Monday, April 8, 2013
Dolls are Indeed where you Find them! The Stuffed Bunny that survived The Holocaust and Robotic Patients on Sunday AM
First, Kudos to our friend Sanra Morris who has maintained a successful blog for at least seven years. Blogging is one of the joys of my life, bad hand and all. I ahve had over 50,000 viewers/readers on my 8 blogs, and I am thrilled and care about all of them. Thanks so much.
In part, this blog is a tribute to my friend and pen pal, the late Mary Hillier, who would have been around 96 on April 30th, "almost a May Queen," she used to say. "Dolls are where you find them" was her motto. She helped me a lot in my research on dolls, but also on my dissertation. I miss her everyday, and it is a thrill for me to open a doll book and find one of her articles in it, or to browse again through one of her books.

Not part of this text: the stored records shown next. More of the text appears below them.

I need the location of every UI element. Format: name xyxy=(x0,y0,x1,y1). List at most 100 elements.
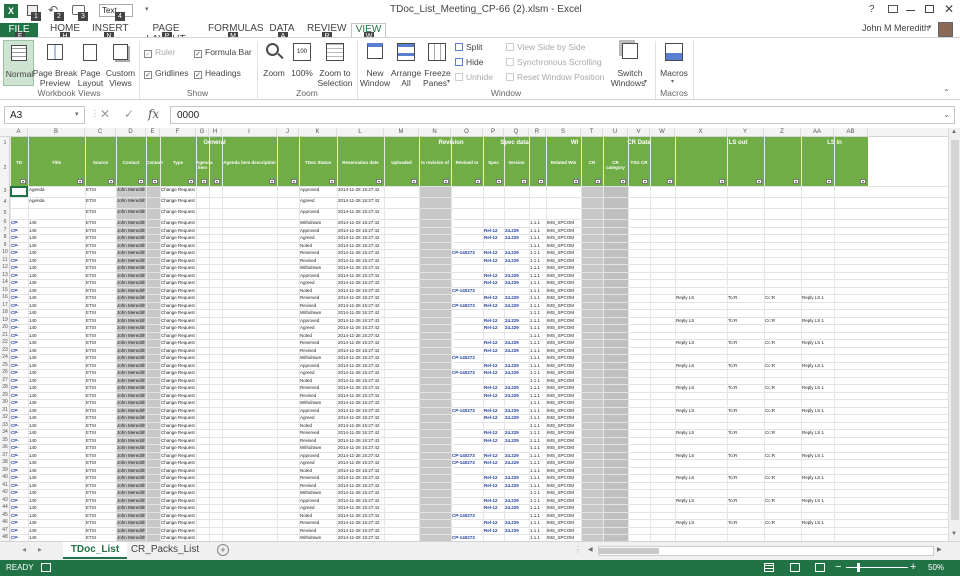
scroll-up-icon[interactable]: ▲ xyxy=(951,129,957,135)
row-header[interactable]: 5 xyxy=(0,208,10,219)
ruler-checkbox[interactable]: ✓ Ruler xyxy=(144,47,175,58)
page-break-button[interactable]: Page Break Preview xyxy=(33,40,77,88)
row-header[interactable]: 4 xyxy=(0,197,10,208)
row-header[interactable]: 7 xyxy=(0,227,10,235)
hscroll-left-icon[interactable]: ◀ xyxy=(588,546,593,553)
row-header[interactable]: 14 xyxy=(0,279,10,287)
normal-button[interactable]: Normal xyxy=(3,40,34,86)
scroll-thumb[interactable] xyxy=(951,140,959,520)
column-header[interactable]: T xyxy=(581,128,603,137)
custom-views-button[interactable]: Custom Views xyxy=(105,40,136,88)
column-header[interactable]: Y xyxy=(727,128,764,137)
sheet-next-icon[interactable]: ▸ xyxy=(38,545,42,554)
formula-expand-icon[interactable]: ⌄ xyxy=(943,110,950,119)
row-header[interactable]: 29 xyxy=(0,392,10,400)
column-header[interactable]: A xyxy=(10,128,28,137)
column-header[interactable]: I xyxy=(222,128,277,137)
column-header[interactable]: X xyxy=(675,128,727,137)
excel-icon[interactable]: X xyxy=(4,4,18,18)
qat-customize-icon[interactable]: ▾ xyxy=(145,5,149,13)
filter-dropdown-icon[interactable]: ▾ xyxy=(719,179,725,184)
insert-function-icon[interactable]: fx xyxy=(148,107,159,121)
column-header[interactable]: H xyxy=(209,128,222,137)
row-header[interactable]: 6 xyxy=(0,219,10,227)
column-header[interactable]: K xyxy=(299,128,337,137)
row-header[interactable]: 40 xyxy=(0,474,10,482)
scroll-down-icon[interactable]: ▼ xyxy=(951,531,957,537)
zoom-slider[interactable] xyxy=(846,563,908,572)
filter-dropdown-icon[interactable]: ▾ xyxy=(269,179,275,184)
row-header[interactable]: 37 xyxy=(0,452,10,460)
row-header[interactable]: 9 xyxy=(0,242,10,250)
filter-dropdown-icon[interactable]: ▾ xyxy=(411,179,417,184)
filter-dropdown-icon[interactable]: ▾ xyxy=(860,179,866,184)
zoom-100-button[interactable]: 100 100% xyxy=(289,40,315,86)
filter-dropdown-icon[interactable]: ▾ xyxy=(793,179,799,184)
sync-scroll-button[interactable]: Synchronous Scrolling xyxy=(506,57,602,67)
row-header[interactable]: 30 xyxy=(0,399,10,407)
column-header[interactable]: P xyxy=(483,128,504,137)
filter-dropdown-icon[interactable]: ▾ xyxy=(443,179,449,184)
filter-dropdown-icon[interactable]: ▾ xyxy=(138,179,144,184)
filter-dropdown-icon[interactable]: ▾ xyxy=(20,179,26,184)
filter-dropdown-icon[interactable]: ▾ xyxy=(214,179,220,184)
row-header[interactable]: 43 xyxy=(0,497,10,505)
column-header[interactable]: O xyxy=(451,128,483,137)
zoom-slider-thumb[interactable] xyxy=(857,563,860,572)
row-header[interactable]: 25 xyxy=(0,362,10,370)
column-header[interactable]: F xyxy=(160,128,196,137)
row-header[interactable]: 38 xyxy=(0,459,10,467)
filter-dropdown-icon[interactable]: ▾ xyxy=(329,179,335,184)
unhide-button[interactable]: Unhide xyxy=(455,72,493,82)
column-header[interactable]: Q xyxy=(504,128,529,137)
row-header[interactable]: 13 xyxy=(0,272,10,280)
row-header[interactable]: 18 xyxy=(0,309,10,317)
row-header[interactable]: 41 xyxy=(0,482,10,490)
cancel-icon[interactable]: ✕ xyxy=(100,107,110,121)
reset-position-button[interactable]: Reset Window Position xyxy=(506,72,604,82)
tab-split-dots-icon[interactable]: ⋮ xyxy=(574,545,582,554)
column-header[interactable]: W xyxy=(650,128,675,137)
column-header[interactable]: M xyxy=(384,128,419,137)
ribbon-display-icon[interactable] xyxy=(888,5,898,13)
row-header[interactable]: 12 xyxy=(0,264,10,272)
filter-dropdown-icon[interactable]: ▾ xyxy=(475,179,481,184)
column-header[interactable]: N xyxy=(419,128,451,137)
filter-dropdown-icon[interactable]: ▾ xyxy=(496,179,502,184)
row-header[interactable]: 24 xyxy=(0,354,10,362)
user-name[interactable]: John M Meredith xyxy=(862,23,929,33)
zoom-selection-button[interactable]: Zoom to Selection xyxy=(316,40,354,88)
sheet-prev-icon[interactable]: ◂ xyxy=(22,545,26,554)
page-break-status-icon[interactable] xyxy=(815,563,825,572)
avatar[interactable] xyxy=(938,22,953,37)
normal-view-status-icon[interactable] xyxy=(764,563,774,572)
row-header[interactable]: 46 xyxy=(0,519,10,527)
row-header[interactable]: 8 xyxy=(0,234,10,242)
page-layout-status-icon[interactable] xyxy=(790,563,800,572)
gridlines-checkbox[interactable]: ✓ Gridlines xyxy=(144,68,189,79)
row-header[interactable]: 10 xyxy=(0,249,10,257)
row-header[interactable]: 32 xyxy=(0,414,10,422)
macro-record-icon[interactable] xyxy=(41,563,51,572)
row-header[interactable]: 16 xyxy=(0,294,10,302)
row-header[interactable]: 19 xyxy=(0,317,10,325)
zoom-level[interactable]: 50% xyxy=(928,563,944,572)
zoom-in-icon[interactable]: + xyxy=(910,561,916,573)
row-header[interactable]: 36 xyxy=(0,444,10,452)
name-box[interactable]: A3 ▾ xyxy=(4,106,85,124)
hide-button[interactable]: Hide xyxy=(455,57,483,67)
row-header[interactable]: 21 xyxy=(0,332,10,340)
column-header[interactable]: R xyxy=(529,128,546,137)
add-sheet-icon[interactable]: + xyxy=(217,544,229,556)
row-header[interactable]: 27 xyxy=(0,377,10,385)
close-icon[interactable]: ✕ xyxy=(944,2,954,16)
filter-dropdown-icon[interactable]: ▾ xyxy=(595,179,601,184)
column-header[interactable]: C xyxy=(85,128,116,137)
new-window-button[interactable]: New Window xyxy=(360,40,390,88)
filter-dropdown-icon[interactable]: ▾ xyxy=(756,179,762,184)
column-header[interactable]: G xyxy=(196,128,209,137)
row-header[interactable]: 42 xyxy=(0,489,10,497)
minimize-icon[interactable] xyxy=(906,10,915,11)
filter-dropdown-icon[interactable]: ▾ xyxy=(77,179,83,184)
row-header[interactable]: 2 xyxy=(0,150,10,186)
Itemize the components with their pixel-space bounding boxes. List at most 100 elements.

True to form, there were two doll related stories yesterday on Sunday Morning, cbs.com. You can find stories and archives at the site. One was on the use of robotic patients in hosptial to train med students. I thought of the Chase hospital dolls and Resusca Annie that we used in junior high CPR classes. How I'd love to have one of these new robots for the museum! So, in a way, doll like objects are saving peoples' lives and improving their health, again, cf Crash Test Dummies.

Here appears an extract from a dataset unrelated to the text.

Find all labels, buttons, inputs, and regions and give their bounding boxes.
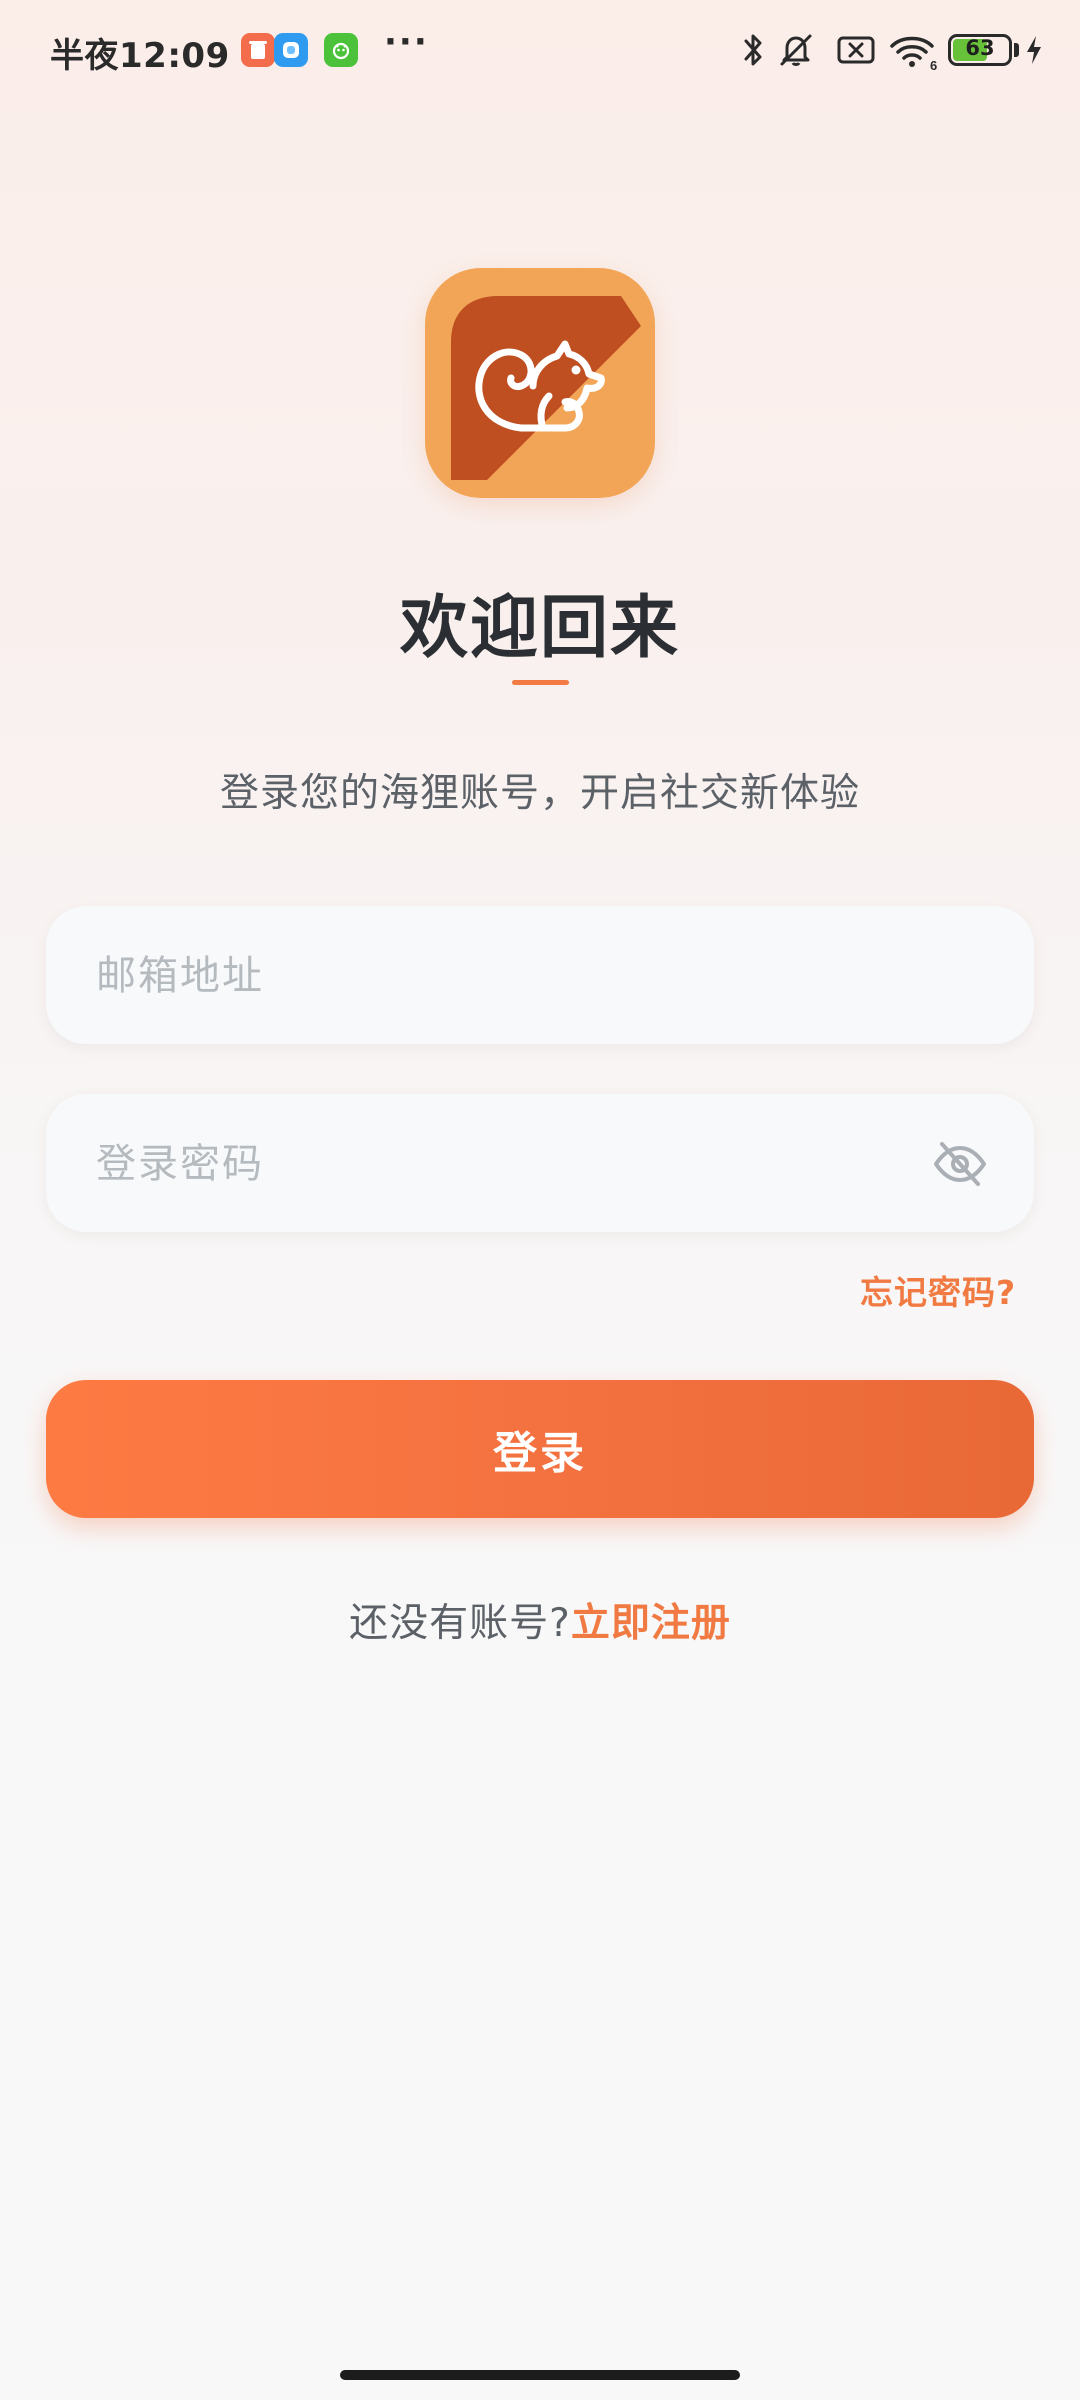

The second story was poignant. A woman who was a toddler sent to a concentration camp is donating her favorite bunny to the Holocaust Museum in DC. Prisoners in the camp made the bunny for her; it looks like it is made of rags or old socks. It is very poignant and pathetic, and a testament to the need for children to play even in the worst conditions. I have seen pictures of toys little children made in the camps, and drawings of their games. I have also seen piles of dolls in Schindlers List, taken from children sent to die in the gas chambers. The little bunny is headed to the museum because her owner fears after her death, and her children's deaths, the bunny may disappear from history. This way, it is another piece of valuable evidence to prove the horrific events of The Holocaust. Survivors are disappearing themselves every day, and there are those who dare to say it never happened. This little bunny helps to emphasize the battle cry of those who witnessed the horros of WWII, those Holocaust survivors, and survivors of other atrocites commited by other survivors like my late mother, who was trapped as an American child in Occupied Greece. "Never Forget," and this little toy rabbit shouts it out for the million or so children who could not come back.